Despite the gender disparities, one very encouraging change that is happening across healthcare is the increasing use of digital health and virtual care, which has the potential to increase gender fairness and equity, if it is managed well. In practice, this means we need to develop and deploy digital tools and solutions that specifically aim to create that greater access, education, and information that help to empower women to receive better care at all levels and throughout their lifetime. To this end, the following are 5 steps that should be considered by all health focused organizations (in public and private sectors) and by entrepreneurs, developers and startup companies evolving new digital tools in particular:
- Use digital health tools to expand the reach of services to aid women’s health
Women living in areas of deprivation are likely to find it harder to access key services, such as maternity care, sexual health, and menopause – For example, telehealth appointments can increase the reach of screening services in areas where access is otherwise difficult and at home use tools and ‘apps’ can be rendered to be available to offer information and collect it.

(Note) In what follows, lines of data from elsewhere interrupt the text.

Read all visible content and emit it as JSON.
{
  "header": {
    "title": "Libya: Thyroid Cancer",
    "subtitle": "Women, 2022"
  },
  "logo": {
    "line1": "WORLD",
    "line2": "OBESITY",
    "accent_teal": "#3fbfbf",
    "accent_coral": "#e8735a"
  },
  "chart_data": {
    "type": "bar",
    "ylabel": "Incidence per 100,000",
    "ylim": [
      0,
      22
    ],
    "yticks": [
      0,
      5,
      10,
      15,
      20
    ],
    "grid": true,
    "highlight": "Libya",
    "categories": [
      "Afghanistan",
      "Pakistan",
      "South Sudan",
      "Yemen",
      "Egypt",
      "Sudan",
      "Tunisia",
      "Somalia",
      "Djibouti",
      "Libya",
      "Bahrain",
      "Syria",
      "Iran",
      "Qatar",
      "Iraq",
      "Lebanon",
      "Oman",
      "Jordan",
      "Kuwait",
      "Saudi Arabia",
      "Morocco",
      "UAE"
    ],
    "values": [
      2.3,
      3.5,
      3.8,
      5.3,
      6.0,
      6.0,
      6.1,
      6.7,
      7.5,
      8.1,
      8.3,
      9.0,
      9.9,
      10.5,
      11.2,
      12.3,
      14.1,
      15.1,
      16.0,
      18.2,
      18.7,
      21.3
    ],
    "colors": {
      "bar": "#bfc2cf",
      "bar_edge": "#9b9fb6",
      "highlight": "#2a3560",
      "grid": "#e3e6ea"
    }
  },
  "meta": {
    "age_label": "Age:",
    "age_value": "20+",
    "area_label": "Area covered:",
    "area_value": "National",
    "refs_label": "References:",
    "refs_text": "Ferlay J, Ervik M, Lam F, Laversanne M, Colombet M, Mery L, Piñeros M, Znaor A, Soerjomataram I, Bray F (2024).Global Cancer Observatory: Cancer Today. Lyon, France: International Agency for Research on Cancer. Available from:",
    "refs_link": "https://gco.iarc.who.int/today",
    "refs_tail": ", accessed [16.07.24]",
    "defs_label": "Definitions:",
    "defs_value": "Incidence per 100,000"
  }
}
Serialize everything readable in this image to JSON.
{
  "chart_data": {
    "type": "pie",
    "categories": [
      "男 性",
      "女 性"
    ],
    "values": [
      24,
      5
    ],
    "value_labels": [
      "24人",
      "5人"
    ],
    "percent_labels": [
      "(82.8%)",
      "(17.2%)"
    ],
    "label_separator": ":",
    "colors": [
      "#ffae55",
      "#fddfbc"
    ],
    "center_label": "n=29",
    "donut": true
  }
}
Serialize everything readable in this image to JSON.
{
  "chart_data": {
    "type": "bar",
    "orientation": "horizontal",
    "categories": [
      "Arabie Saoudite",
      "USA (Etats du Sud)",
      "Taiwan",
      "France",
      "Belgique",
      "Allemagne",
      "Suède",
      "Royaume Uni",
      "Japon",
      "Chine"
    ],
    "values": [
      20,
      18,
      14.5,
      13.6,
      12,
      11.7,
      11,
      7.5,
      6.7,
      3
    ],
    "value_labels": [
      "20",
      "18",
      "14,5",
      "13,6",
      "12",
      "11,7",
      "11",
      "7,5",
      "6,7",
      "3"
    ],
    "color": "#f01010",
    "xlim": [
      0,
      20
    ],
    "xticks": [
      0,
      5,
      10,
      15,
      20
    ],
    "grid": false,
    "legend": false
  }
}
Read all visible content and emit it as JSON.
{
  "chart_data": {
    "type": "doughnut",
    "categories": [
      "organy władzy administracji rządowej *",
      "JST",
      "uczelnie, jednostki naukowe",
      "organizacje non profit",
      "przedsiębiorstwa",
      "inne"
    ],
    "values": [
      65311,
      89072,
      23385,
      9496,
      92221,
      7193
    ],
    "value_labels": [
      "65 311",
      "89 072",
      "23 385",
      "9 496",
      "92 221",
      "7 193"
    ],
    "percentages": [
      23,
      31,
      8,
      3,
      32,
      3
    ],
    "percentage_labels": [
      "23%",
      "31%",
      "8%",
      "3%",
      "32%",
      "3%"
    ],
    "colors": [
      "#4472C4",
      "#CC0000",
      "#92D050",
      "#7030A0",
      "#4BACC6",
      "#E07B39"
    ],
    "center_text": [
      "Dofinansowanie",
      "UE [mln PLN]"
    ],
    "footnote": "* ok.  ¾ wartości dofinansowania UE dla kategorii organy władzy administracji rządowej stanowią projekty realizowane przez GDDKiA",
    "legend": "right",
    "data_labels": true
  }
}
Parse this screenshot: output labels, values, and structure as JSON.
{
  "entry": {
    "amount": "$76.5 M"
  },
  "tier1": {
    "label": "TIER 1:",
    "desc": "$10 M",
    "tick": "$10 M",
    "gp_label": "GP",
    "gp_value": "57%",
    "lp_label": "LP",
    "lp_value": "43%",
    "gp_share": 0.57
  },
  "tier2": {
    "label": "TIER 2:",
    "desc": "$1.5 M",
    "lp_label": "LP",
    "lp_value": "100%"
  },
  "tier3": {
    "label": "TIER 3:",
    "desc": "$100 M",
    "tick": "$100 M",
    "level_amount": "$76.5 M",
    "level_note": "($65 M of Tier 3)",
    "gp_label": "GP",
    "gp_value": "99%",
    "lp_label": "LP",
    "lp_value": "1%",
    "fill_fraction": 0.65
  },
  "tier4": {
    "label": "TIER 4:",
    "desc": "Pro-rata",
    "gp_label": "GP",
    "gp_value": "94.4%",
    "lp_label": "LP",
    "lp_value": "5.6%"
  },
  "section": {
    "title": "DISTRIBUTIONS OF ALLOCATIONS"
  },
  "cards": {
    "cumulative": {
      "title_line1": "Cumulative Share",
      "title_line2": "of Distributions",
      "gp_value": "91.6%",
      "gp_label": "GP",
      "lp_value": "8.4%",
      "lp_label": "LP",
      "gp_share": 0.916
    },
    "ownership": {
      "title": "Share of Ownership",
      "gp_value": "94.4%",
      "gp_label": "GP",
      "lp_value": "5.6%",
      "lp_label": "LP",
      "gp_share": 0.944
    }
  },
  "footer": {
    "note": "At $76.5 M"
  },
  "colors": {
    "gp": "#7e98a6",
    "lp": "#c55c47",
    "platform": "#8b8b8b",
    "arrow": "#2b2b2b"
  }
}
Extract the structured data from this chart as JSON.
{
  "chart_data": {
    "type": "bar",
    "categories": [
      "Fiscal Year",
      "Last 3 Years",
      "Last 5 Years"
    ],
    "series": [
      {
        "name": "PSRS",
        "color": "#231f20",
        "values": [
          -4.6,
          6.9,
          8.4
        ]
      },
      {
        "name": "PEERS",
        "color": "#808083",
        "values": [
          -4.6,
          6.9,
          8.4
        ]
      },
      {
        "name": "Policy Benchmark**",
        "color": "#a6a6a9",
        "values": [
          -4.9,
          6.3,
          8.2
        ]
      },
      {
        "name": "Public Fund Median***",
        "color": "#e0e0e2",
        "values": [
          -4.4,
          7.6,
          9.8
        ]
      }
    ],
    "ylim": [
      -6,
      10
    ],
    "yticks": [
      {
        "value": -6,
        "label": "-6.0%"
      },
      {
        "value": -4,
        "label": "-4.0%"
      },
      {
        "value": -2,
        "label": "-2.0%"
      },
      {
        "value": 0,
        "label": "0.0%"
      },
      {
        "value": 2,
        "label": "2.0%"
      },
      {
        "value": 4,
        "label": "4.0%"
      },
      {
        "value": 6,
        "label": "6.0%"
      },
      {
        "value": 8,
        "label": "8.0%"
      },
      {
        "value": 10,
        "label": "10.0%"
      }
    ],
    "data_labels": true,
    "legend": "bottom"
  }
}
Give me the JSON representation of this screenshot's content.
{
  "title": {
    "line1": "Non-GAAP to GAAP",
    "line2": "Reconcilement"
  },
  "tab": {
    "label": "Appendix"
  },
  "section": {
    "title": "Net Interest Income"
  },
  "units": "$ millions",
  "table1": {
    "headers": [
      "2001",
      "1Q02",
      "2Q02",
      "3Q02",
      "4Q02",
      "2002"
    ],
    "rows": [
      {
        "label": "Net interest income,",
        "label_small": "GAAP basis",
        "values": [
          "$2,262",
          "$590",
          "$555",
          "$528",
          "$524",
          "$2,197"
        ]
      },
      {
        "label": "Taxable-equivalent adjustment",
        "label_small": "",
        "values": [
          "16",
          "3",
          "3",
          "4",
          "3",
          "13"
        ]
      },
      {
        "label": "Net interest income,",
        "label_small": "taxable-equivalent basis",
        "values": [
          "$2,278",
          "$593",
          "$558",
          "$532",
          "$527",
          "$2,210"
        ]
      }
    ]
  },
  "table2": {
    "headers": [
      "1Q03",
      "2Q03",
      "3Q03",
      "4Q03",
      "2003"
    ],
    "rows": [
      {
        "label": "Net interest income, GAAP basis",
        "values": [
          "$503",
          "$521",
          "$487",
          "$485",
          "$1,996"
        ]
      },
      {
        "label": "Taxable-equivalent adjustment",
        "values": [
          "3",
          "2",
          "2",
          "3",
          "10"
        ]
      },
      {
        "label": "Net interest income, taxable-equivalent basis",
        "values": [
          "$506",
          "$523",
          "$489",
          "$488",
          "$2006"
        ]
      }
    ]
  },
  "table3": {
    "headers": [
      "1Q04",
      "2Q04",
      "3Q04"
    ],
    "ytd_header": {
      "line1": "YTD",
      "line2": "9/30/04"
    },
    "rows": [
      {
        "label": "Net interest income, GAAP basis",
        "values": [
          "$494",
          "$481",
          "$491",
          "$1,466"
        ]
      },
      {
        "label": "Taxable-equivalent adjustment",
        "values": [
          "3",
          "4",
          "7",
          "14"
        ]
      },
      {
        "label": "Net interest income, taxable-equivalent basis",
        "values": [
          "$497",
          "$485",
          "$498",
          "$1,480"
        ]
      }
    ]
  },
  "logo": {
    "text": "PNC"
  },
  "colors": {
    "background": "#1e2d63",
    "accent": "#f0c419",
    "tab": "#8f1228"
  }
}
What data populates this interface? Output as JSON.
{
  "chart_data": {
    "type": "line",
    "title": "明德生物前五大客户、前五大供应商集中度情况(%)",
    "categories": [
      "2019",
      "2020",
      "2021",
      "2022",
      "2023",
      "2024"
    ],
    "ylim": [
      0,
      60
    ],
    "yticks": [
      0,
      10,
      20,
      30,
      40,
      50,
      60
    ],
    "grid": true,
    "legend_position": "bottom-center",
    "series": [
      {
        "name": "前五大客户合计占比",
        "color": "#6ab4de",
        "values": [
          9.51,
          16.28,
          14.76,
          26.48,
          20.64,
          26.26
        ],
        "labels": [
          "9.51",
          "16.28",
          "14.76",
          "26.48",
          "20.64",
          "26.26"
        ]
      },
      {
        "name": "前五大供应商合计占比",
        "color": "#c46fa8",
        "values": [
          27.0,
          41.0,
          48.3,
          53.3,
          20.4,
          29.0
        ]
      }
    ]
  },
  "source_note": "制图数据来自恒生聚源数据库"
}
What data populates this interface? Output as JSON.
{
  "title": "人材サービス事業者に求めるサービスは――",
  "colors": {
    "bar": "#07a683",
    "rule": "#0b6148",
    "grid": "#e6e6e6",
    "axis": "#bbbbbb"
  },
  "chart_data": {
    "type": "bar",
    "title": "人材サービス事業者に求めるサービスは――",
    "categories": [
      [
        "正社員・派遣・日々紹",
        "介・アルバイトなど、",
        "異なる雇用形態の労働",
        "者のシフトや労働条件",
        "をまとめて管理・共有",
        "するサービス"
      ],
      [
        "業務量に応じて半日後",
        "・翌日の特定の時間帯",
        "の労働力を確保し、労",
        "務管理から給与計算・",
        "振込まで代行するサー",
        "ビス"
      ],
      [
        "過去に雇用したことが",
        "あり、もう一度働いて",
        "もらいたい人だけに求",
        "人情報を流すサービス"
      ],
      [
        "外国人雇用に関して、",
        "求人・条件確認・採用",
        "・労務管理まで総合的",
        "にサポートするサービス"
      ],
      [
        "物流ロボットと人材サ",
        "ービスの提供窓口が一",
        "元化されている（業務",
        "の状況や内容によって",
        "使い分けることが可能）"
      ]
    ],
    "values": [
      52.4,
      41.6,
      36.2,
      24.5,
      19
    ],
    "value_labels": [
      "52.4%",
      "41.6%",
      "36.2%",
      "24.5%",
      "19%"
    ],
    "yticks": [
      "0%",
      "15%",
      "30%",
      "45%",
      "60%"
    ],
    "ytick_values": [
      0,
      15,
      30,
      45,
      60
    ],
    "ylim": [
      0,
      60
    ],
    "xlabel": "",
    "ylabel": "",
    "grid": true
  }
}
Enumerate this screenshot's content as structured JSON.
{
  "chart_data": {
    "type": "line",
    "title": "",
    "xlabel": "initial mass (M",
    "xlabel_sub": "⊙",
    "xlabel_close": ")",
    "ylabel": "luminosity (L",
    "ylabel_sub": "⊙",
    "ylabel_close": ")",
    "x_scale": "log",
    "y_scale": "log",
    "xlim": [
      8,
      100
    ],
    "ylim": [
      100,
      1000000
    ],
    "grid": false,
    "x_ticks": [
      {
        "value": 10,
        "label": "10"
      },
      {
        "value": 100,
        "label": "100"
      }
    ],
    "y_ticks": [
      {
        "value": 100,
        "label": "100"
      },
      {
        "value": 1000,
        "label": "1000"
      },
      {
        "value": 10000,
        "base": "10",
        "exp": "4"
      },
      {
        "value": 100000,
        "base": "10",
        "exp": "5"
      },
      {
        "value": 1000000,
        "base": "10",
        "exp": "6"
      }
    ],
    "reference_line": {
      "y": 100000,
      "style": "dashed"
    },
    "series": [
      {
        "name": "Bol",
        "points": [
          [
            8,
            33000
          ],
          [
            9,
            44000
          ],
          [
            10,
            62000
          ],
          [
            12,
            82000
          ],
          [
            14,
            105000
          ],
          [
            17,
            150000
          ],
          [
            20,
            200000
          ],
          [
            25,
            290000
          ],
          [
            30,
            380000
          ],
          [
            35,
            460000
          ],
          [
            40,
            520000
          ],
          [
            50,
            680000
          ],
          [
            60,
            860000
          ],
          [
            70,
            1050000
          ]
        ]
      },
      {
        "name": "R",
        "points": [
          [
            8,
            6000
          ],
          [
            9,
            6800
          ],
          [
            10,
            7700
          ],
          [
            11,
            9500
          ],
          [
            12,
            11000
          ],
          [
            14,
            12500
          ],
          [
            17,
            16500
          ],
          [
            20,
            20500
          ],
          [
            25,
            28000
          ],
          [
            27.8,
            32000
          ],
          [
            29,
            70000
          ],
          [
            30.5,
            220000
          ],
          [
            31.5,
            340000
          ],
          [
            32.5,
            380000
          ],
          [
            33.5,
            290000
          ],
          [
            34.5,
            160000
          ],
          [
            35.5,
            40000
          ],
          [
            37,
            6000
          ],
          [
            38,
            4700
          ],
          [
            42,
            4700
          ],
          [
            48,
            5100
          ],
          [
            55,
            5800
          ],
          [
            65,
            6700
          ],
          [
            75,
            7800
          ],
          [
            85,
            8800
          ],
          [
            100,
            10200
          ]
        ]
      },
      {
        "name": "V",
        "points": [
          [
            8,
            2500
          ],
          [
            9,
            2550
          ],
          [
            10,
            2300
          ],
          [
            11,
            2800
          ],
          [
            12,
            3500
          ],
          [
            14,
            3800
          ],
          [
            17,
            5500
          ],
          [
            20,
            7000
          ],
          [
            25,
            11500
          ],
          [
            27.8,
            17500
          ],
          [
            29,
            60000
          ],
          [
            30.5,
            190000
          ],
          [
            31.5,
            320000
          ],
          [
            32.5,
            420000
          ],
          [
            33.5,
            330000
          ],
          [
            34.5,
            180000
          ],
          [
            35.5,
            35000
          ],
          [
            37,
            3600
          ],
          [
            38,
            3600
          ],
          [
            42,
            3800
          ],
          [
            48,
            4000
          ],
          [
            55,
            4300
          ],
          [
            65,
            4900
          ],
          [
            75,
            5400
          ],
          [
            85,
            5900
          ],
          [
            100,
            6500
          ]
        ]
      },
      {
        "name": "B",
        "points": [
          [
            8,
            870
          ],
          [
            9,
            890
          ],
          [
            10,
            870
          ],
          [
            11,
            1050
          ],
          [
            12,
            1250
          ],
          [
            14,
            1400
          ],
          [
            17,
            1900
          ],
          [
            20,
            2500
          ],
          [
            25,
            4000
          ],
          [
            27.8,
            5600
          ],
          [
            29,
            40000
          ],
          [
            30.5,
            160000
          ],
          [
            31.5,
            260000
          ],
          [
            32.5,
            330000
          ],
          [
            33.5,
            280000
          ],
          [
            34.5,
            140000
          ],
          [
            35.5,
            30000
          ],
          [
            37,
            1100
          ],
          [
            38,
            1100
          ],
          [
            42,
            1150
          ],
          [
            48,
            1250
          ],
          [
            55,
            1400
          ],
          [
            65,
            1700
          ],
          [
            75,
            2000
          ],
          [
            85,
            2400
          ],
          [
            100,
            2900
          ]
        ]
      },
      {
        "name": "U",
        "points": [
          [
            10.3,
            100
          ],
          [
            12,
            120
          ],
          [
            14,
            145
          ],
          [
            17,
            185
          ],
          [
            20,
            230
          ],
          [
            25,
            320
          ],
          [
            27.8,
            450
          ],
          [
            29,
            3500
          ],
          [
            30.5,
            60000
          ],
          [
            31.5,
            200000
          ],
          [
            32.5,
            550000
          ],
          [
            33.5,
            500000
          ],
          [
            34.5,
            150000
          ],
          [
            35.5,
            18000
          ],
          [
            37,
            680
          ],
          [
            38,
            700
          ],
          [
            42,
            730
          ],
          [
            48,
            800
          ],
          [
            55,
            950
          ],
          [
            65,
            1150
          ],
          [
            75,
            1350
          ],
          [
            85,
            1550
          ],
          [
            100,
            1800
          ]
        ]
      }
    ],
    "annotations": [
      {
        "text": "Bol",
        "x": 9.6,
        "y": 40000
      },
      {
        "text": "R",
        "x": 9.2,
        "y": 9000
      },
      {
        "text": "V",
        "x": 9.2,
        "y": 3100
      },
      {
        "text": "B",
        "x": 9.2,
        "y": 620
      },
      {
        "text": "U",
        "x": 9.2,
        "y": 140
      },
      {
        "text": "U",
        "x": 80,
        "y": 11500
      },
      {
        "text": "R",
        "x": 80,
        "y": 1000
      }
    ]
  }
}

- Seek to improve the quality and focus on health consultations
Other than access, digital health has a major role to play in equipping women with the information they need to facilitate discussions about how to get professional medical advice. In other words, women need to have more relevant information at their fingertips to ensure that they can ask the right questions of clinicians in consultations and then make wise decisions as a result. This is a critical foundation for a better future system, as much recent research has suggested that around 50% women feel they are largely ignored by their clinician and over 60% suggest that they have been diagnosed incorrectly by a healthcare professional -three times higher than men report.
- Build a system to ensure more timely and accurate diagnosis by health professionals
Whether its heart disease labeled as anxiety, an autoimmune disorder attributed to depression, or ovarian cysts chalked up to “normal period pain,” many women’s health issues are likely to be misdiagnosed or dismissed by many doctors as something less critical. Once again, the underlying issue here is education and training. There needs to be planned mandatory training for all healthcare professionals (and makes in particular, of course) on women’s health.
- Providing better and more complete health information
UK research, earlier this year, on over 100,000 women, found that that only 17% of females feel they have enough information on menstrual wellbeing, 14% on gynecological cancers, 9% on the menopause, and 8% other gynecological or ‘below the belt’, conditions. In addition to providing more spaces for women to access information about their health, digital tools can become part and parcel of women’s daily lives. The potential for entrepreneurs, startups and other health-focused organizations here is huge and the relatively to provide information to women and understand more about their bodies is significant.
- Increasing innovation and investment in the ‘Fem-Tech’ space
‘FemTech’ is typically focused on technology-based solutions to conditions that solely, disproportionately, or differently affect women, biological females and girls. These can include solutions geared towards menopause, menstruation, pregnancy, uterine fibroids and fertility. However, in 2021 only 3% of total Digital health and Health Tech funding went to so-called ‘FemTech’ startups (and it will be similar in 2022). This clearly should change, and quickly, as more investment will attract more innovation.
In all 5 of these areas, life sciences companies can play a very significant roles in 3 main ways in my view:
A) By investing more significantly in research on women’s health issues,
B) by becoming a central hub for advice, information, and education on the many conditions that affect women in different ways, and finally
C) By sponsoring ‘femtech’ initiatives nationally including the development of many more digital health and virtual care solutions, both directly and indirectly though incubating third -party entrepreneurial and startup efforts
The best strategy to improve women’s health dramatically is to transition from a reactive to a proactive approach to ensure better outcomes for women. A large part of this is to adopt a ‘whole life’ approach or ‘lifetime health pathway’ with the right digital tools and technology to support women in every phase of their lives (youth, early adulthood, in pregnancy, in childbirth, in child rearing, in middle age, in menopause and in older age). It is not appropriate to simply apply digital tools and solutions designed for male health, as there are many differences that need to be accounted for. Perhaps more than any other single sector in healthcare, Life sciences companies of all kinds and sizes can become a champion of the women’s health cause and drive change in this landscape very quickly.